À partir de 2011, la diffusion de la série Game of Thrones, de David Benioff et D. B. Weiss (qui sont aussi les scénaristes-adaptateurs de la plupart des épisodes), a donné à la saga de Martin une audience mondiale – la série est entrée dans le Livre des records  en 2015 pour être diffusée dans 173 pays ! – et fait exploser les ventes de ses ouvrages. Une série exceptionnelle, crue, audacieuse, intelligente, violente, d’un abord beaucoup plus facile que les livres originaux parfois longs (notamment à partir de A Feast for Crows). D’une qualité jusque-là jamais atteinte pour une série de télévision, en ce qui concerne à la fois l’interprétation et la réalisation, mais aussi les costumes, les décors, le nombre incroyable de lieux de tournage, ainsi que la musique et même le générique, Game of Thrones  est devenu la série la plus chère de l’histoire, avec des budgets moyens de 100 millions de dollars par saison, mais aussi la plus grande réussite visuelle en matière de fantasy depuis Le Seigneur des anneaux  de Peter Jackson.

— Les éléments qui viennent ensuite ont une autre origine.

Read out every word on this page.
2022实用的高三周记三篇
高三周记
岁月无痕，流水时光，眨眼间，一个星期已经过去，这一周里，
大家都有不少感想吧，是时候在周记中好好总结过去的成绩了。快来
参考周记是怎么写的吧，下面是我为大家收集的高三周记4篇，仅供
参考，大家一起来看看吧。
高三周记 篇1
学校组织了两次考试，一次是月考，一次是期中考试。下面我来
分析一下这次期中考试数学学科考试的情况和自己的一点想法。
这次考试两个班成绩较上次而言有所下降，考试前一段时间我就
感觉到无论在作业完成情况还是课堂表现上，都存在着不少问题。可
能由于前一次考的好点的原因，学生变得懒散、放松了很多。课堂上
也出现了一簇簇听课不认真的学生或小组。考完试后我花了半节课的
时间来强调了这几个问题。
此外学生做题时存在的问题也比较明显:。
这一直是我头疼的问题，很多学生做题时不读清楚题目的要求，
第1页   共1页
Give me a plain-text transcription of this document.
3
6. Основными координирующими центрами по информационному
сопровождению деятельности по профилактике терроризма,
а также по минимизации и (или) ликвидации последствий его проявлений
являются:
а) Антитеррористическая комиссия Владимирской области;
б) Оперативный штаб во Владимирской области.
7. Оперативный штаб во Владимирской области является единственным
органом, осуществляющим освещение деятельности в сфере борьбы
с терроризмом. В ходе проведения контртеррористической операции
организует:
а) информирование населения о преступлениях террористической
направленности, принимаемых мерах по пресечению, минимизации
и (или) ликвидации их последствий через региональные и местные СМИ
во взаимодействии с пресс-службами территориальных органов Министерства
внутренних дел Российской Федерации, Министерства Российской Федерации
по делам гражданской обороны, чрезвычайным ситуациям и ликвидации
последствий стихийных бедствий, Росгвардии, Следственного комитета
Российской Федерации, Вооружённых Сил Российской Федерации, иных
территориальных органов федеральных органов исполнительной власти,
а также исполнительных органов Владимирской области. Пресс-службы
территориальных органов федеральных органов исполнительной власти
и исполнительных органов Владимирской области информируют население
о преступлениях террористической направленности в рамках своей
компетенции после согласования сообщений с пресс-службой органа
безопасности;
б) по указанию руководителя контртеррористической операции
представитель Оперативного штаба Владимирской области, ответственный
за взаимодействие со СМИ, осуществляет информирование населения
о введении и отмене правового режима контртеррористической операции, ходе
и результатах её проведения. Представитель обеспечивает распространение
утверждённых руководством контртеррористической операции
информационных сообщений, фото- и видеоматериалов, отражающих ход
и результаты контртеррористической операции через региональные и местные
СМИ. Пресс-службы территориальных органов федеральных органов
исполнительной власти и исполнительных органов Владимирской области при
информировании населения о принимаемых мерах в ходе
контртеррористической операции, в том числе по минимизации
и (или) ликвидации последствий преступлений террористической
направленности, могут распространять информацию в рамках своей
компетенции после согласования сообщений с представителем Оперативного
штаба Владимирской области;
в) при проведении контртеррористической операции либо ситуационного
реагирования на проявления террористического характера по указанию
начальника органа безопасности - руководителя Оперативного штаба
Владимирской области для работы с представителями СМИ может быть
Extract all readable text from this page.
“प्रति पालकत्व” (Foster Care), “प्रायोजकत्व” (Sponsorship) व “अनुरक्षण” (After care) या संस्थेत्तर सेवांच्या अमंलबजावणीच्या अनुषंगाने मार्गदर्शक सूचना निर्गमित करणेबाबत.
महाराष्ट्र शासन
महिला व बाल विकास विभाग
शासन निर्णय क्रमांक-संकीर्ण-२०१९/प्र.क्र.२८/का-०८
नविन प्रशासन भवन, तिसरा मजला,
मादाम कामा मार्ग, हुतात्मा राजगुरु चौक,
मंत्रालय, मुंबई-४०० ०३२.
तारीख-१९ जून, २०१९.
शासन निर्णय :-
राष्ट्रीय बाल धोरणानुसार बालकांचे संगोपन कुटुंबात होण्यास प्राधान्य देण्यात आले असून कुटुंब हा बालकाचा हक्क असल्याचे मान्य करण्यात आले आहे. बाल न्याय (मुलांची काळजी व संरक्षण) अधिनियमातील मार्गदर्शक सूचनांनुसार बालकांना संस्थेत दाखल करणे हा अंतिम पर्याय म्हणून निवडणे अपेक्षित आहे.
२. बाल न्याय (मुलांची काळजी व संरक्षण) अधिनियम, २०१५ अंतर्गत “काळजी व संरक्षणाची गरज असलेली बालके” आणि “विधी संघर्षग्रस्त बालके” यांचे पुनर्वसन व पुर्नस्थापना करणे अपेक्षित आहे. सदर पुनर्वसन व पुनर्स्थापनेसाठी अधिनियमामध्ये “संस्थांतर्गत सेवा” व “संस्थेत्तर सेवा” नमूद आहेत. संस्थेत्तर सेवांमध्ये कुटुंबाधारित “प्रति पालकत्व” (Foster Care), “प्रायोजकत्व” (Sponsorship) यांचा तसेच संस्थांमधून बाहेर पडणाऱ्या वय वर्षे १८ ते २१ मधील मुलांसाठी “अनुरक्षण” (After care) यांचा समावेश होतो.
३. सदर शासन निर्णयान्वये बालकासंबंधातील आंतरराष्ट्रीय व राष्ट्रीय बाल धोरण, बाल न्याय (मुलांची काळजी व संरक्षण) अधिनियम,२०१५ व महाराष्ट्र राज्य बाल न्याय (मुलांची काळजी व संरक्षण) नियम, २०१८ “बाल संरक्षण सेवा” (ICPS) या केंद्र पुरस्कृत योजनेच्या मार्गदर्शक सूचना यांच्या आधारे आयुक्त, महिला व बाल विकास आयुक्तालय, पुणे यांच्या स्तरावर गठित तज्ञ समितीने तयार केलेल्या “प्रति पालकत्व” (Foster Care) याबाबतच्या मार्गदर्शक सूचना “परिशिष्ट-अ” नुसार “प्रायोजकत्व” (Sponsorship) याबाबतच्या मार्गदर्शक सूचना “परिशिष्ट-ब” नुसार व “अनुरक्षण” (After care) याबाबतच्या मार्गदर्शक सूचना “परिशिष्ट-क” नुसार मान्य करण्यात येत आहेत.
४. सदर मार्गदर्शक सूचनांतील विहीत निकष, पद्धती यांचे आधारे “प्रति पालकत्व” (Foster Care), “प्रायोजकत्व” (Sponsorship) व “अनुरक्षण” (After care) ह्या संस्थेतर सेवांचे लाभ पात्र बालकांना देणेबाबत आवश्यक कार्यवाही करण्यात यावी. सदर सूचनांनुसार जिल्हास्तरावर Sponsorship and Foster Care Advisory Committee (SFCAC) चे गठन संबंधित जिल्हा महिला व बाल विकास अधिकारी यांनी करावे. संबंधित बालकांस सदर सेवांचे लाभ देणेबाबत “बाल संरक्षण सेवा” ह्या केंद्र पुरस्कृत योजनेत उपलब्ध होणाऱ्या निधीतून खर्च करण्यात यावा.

Huit saisons ont été tournées, pour un total à ce jour de 67 épisodes, d’une durée de 45 à 90 minutes, ce qui fait quelques bonnes journées pour tout visionner. À la fin de la huitième saison, comptant seulement six épisodes, mais chacun d’une durée de 90 minutes (l’équivalent de six films !), la série aura battu tous les records d’audience et restera quoiqu’il arrive comme un monument de la fantasy.